Dans ce contexte et parce
qu’elles ne disposent souvent pas des compétences
pointues nécessaires, elles recourent à
des consultants pour développer de nouvelles
parts de marché : audit, conseil, expertise,
formation, qualité. Ces compétences sont
payées sous forme de factures d'honoraires soumises
à la TVA. Cette
sous-traitance de spécialités
est par conséquent structurelle et il est probable
que durant les prochaines années on assiste à
un accroissement important du nombre de ces indépendants.
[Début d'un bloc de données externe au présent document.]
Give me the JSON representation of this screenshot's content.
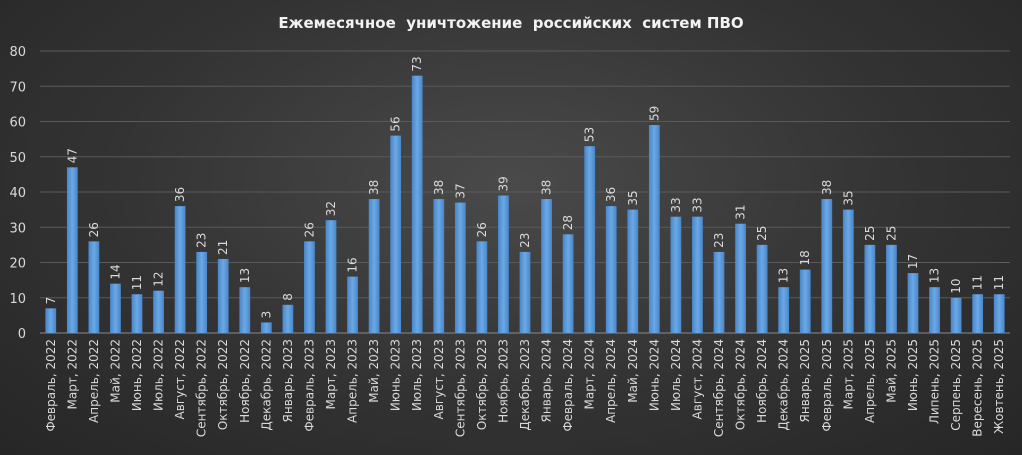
{
  "chart_data": {
    "type": "bar",
    "title": "Ежемесячное  уничтожение  российских  систем ПВО",
    "xlabel": "",
    "ylabel": "",
    "ylim": [
      0,
      80
    ],
    "yticks": [
      0,
      10,
      20,
      30,
      40,
      50,
      60,
      70,
      80
    ],
    "grid": true,
    "legend": "none",
    "bar_color": "#5b9bd5",
    "categories": [
      "Февраль, 2022",
      "Март, 2022",
      "Апрель, 2022",
      "Май, 2022",
      "Июнь, 2022",
      "Июль, 2022",
      "Август, 2022",
      "Сентябрь, 2022",
      "Октябрь, 2022",
      "Ноябрь, 2022",
      "Декабрь, 2022",
      "Январь, 2023",
      "Февраль, 2023",
      "Март, 2023",
      "Апрель, 2023",
      "Май, 2023",
      "Июнь, 2023",
      "Июль, 2023",
      "Август, 2023",
      "Сентябрь, 2023",
      "Октябрь, 2023",
      "Ноябрь, 2023",
      "Декабрь, 2023",
      "Январь, 2024",
      "Февраль, 2024",
      "Март, 2024",
      "Апрель, 2024",
      "Май, 2024",
      "Июнь, 2024",
      "Июль, 2024",
      "Август, 2024",
      "Сентябрь, 2024",
      "Октябрь, 2024",
      "Ноябрь, 2024",
      "Декабрь, 2024",
      "Январь, 2025",
      "Февраль, 2025",
      "Март, 2025",
      "Апрель, 2025",
      "Май, 2025",
      "Июнь, 2025",
      "Липень, 2025",
      "Серпень, 2025",
      "Вересень, 2025",
      "Жовтень, 2025"
    ],
    "values": [
      7,
      47,
      26,
      14,
      11,
      12,
      36,
      23,
      21,
      13,
      3,
      8,
      26,
      32,
      16,
      38,
      56,
      73,
      38,
      37,
      26,
      39,
      23,
      38,
      28,
      53,
      36,
      35,
      59,
      33,
      33,
      23,
      31,
      25,
      13,
      18,
      38,
      35,
      25,
      25,
      17,
      13,
      10,
      11,
      11
    ]
  }
}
Pour les cadres qualifiés,
victimes de cette conjoncture, créer son propre
emploi apparaît souvent comme la seule réponse
appropriée. Mais la création engendre
pour le néo-consultant des obligations conséquentes,
pour réaliser une mission parfois temporaire
:
immatriculation
en tant qu'indépendant,
souscription
d'assurances professionnelles coûteuses,
protection
sociale et maladie limitées,
régime
de retraite complémentaire moins avantageux,
obligations
comptables et fiscales (paperasserie),
risque
d'engagement du patrimoine.
Depuis
une quinzaine d’années on a vu se développer
de nouveaux statuts d’emploi dont la forme la
plus connue est le portage salarial.